According to Forbes, social learning is one of the largest trends in the business environment in 2018. Social learning is not new; it is simply learning that occurs in a social context. Businesses have learned that a rigid hierarchy in which employees do not share what they know with each other and their bosses limit the vibrancy and the potential for growth for employees and the organization. Social learning can take place in your organization online as well as in person.
Online Discussion Groups
One means of allowing employees to interact and learn from each other is through online discussion groups. This can be combined with some type of online training. Taking a cue from one of the most successful online educational platforms in the country, Walden University, students may be spread out over the country and some may be located in other countries, yet one important means of learning training content is to have discussions with one’s peers about what one has learned and how it can be applied in their own context. A key to online discussions is to require employees to share their ideas about how they will use the new information and what problems they anticipate in its implementation.

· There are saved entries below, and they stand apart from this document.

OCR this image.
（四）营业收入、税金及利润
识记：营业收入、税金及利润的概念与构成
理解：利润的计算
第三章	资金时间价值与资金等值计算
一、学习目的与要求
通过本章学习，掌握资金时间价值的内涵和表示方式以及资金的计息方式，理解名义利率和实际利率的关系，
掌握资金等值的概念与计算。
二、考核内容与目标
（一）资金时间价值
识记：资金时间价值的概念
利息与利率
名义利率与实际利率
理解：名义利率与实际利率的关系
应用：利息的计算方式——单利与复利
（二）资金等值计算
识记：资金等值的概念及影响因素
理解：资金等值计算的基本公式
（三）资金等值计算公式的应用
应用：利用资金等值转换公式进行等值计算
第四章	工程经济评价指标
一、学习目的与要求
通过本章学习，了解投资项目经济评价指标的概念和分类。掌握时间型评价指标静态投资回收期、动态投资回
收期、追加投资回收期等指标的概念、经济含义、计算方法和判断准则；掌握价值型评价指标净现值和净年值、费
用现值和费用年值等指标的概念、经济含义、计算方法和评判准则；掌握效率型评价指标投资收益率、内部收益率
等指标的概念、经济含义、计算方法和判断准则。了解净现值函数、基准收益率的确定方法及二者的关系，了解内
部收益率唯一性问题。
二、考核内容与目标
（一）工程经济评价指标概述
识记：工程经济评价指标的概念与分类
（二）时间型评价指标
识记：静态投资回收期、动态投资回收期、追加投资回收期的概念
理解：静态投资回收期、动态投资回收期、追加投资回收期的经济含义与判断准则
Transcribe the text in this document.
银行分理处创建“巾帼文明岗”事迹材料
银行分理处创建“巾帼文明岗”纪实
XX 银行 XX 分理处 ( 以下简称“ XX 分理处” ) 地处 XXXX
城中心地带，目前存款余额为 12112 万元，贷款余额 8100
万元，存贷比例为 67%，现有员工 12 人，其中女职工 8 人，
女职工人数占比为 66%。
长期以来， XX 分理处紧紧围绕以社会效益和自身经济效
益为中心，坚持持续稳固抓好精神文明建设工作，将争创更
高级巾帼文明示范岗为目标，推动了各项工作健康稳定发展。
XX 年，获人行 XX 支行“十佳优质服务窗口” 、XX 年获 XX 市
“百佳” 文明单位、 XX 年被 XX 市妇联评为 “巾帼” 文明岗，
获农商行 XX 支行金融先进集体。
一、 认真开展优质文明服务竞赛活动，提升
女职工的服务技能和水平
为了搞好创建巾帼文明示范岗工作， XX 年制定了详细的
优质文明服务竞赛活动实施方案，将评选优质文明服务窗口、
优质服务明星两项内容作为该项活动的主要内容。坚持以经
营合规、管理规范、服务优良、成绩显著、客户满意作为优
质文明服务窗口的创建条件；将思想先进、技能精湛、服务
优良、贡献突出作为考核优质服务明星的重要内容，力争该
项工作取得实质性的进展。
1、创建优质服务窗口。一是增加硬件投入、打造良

In the second round of discussion, employees then need to be required to pick some of their peer’s initial posts and suggest means of overcoming the potential roadblocks. Another great idea for stimulating online discussion is, to begin with, an icebreaker that allows employees to share personal information about each other. This icebreaker could be as simple as having each employee share where they live, about their family, and hobbies and personal interests. This helps people move beyond the impersonal online platform.
Allow for Team-Building
Teamwork is not always a perfect process, but the benefits usually are larger than the drawbacks. One way to overcome the possibility of conflicts marring the team-building process is to allow employees to participate in some team-building activity that may have nothing to do with their jobs and allows them to be placed in a situation that they have to learn to trust each other. One activity that companies and schools have successfully utilized to get new teams off to a good start is a day engaged in a ropes course. Ropes courses utilize ropes, cables, and utility poles that help team members push beyond their limits and learn to trust each other. The San Joaquin County of Education has found that a day of ropes training is so valuable for team-building that they have built their own ropes course.
Teams need regular time to meet and come up with solutions. A good idea from teams of teachers is for leaders to create an agenda of topics that need to be discussed during the meeting. It is advised to keep the agenda open enough to allow for team members to discuss their own important issues they generate.
Training with someone rattling on about Powerpoint slides is less effective than regularly having employees interact with the presenter and each other about what they have learned. They need to get up and move around and look for other members who have an answer to their question or query. They need to try a new skill and look over each others’ shoulders, providing help and advice. They need to break into small groups and have mini-discussions. They need to do a Think-Pair-Share. That is where the presenter asks employees to talk about an aspect of what they just learned to the person sitting beside them. As with online discussion groups, start with an icebreaker that allows attendees to quickly get to know about each other as people. What do they do outside of your organization?
Social learning, whether it is online or in person, helps employees learn from each other and share their ideas and expertise. It also provides a means of employees interacting with management and providing key insights from those that are doing the heavy lifting in the organization.